Die Fastenzeit dient als Vorbereitungszeit auf Ostern - Buße und Umkehr gehören dazu, außerdem wird die menschliche Vergänglichkeit mit Blick auf Jesu Kreuzestod noch einmal deutlich. Dazu passt der Anlass der Kantate. "Gottes Zeit ist die allerbeste“, so lautet der offizielle Titel und Anlass war wohl eine Beerdigung - daher auch der Beiname "Actus tragicus" – eventuell für Bachs Onkel oder den verstorbenen Bürgermeister von Mühlhausen. 

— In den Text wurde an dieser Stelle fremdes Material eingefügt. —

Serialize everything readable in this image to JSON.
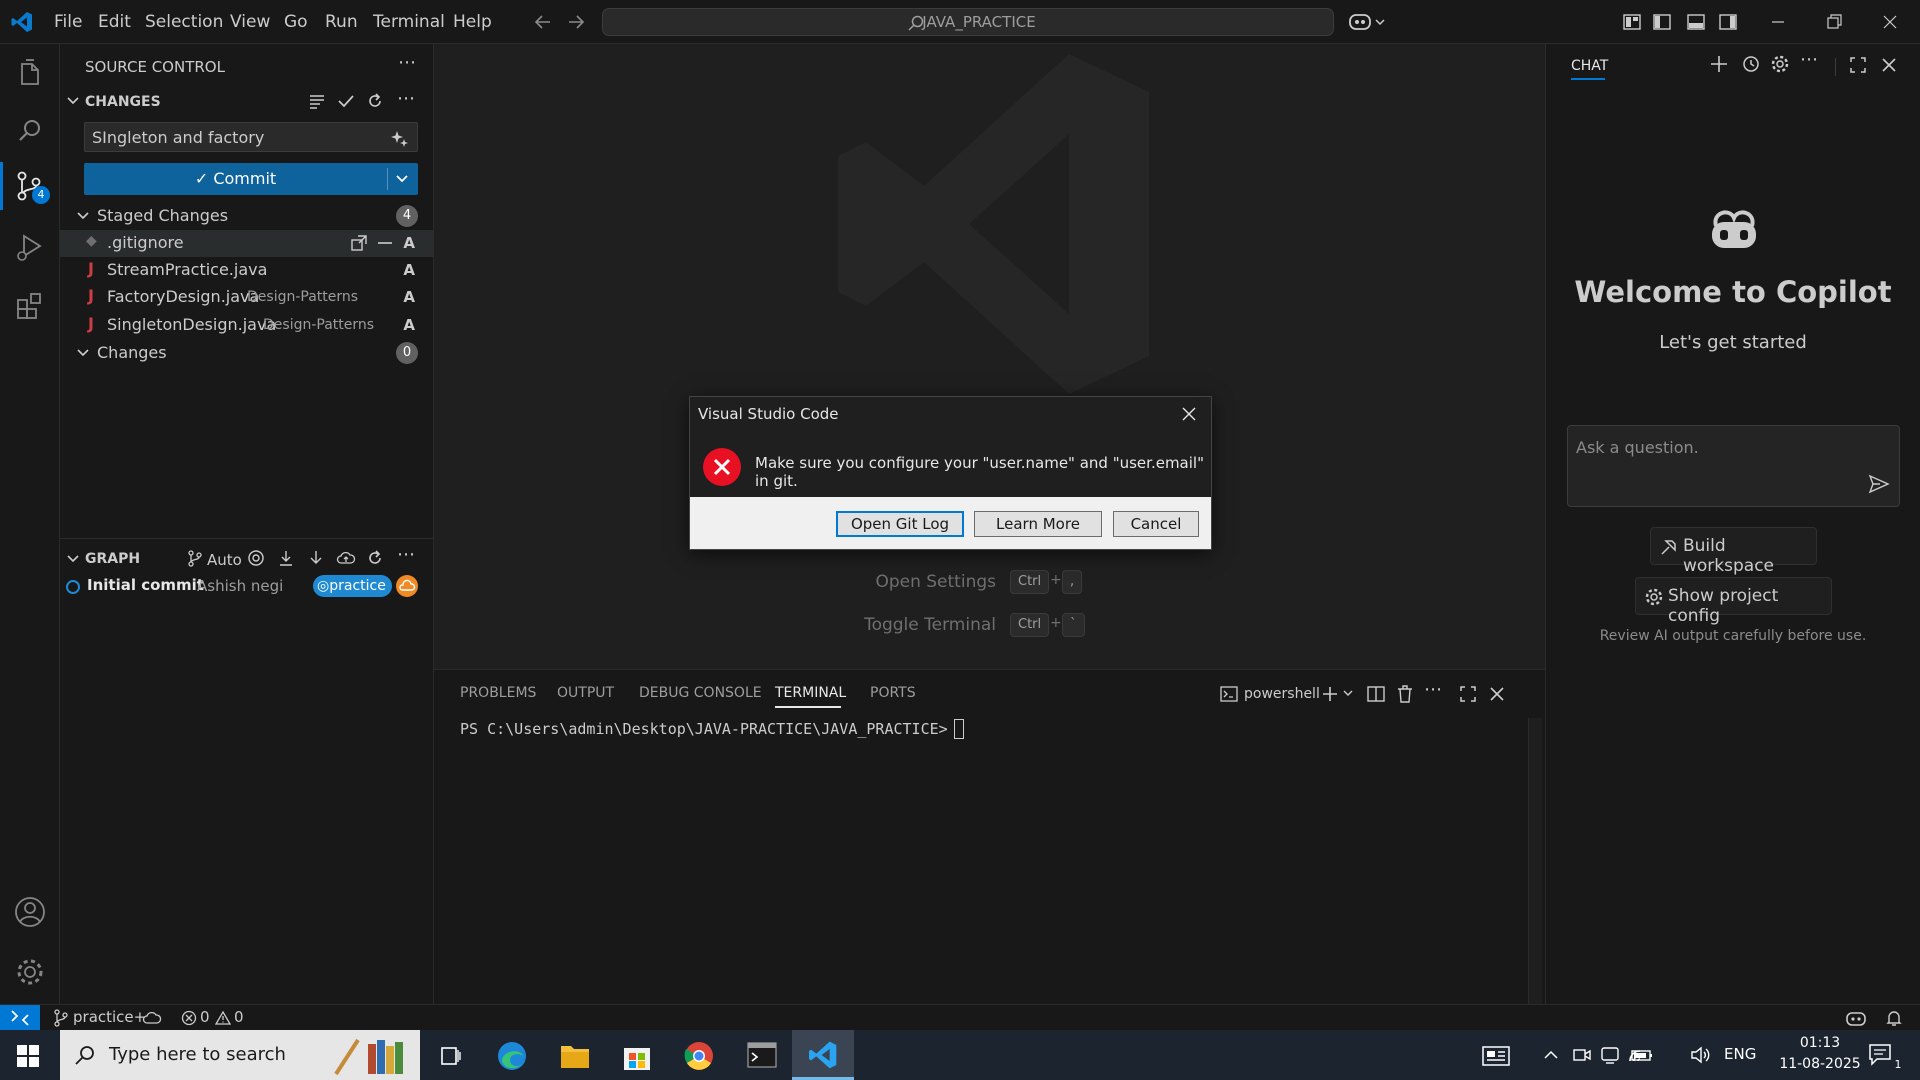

Hier wirkte Bach am Anfang des 18. Jahrhunderts: die Divi-Blasii-Kirche in Mühlhausen in Thüringen. / © Shamsiya Saydalieva (shutterstock)
Hier wirkte Bach am Anfang des 18. Jahrhunderts: die Divi-Blasii-Kirche in Mühlhausen in Thüringen. / © Shamsiya Saydalieva ( (Link ist extern)shutterstock )

Dort war Bach 1707/08 für kurze Zeit als Organist angestellt. Dem Anlass entsprechend ist die Musik sehr zurückhaltend geschrieben. Die instrumentale Besetzung ist ungewöhnlich: nur zwei Blockflöten, zwei Gamben und Generalbass.

Das Grundthema der Kantate ist der Tod, der auf alle Menschen wartet. Aber es gibt die feste Hoffnung auf das Ewige Leben. So weist die Kantate eine klare Zweiteilung auf. Im ersten Teil dominiert der Gedanke, dass der Mensch nach dem alten Gesetz, dem alten Bund sterben muss: "Es ist der alte Bund, Mensch, du musst sterben!" So zitiert Bach aus dem alttestamentlichen Buch Jesus Sirach.

Alter und Neuer Bund als Sinnbilder für Tod und Leben

Johann Sebastian Bach  (KNA)

Diese Aussage vertont Bach durch eine tief angelegte Fuge, die das Grab, den alten Bund versinnbildlicht. Dagegen setzt der spätere Thomaskantor die hochgesetzte Stimme der gläubigen Seele, die "Ja komm, Herr Jesu" in permanenter Wiederholung ausruft. Jesus schließt den neuen Bund und rettet in dieser Vorstellung den Menschen, der durch seine Sündhaftigkeit dem Tod geweiht ist.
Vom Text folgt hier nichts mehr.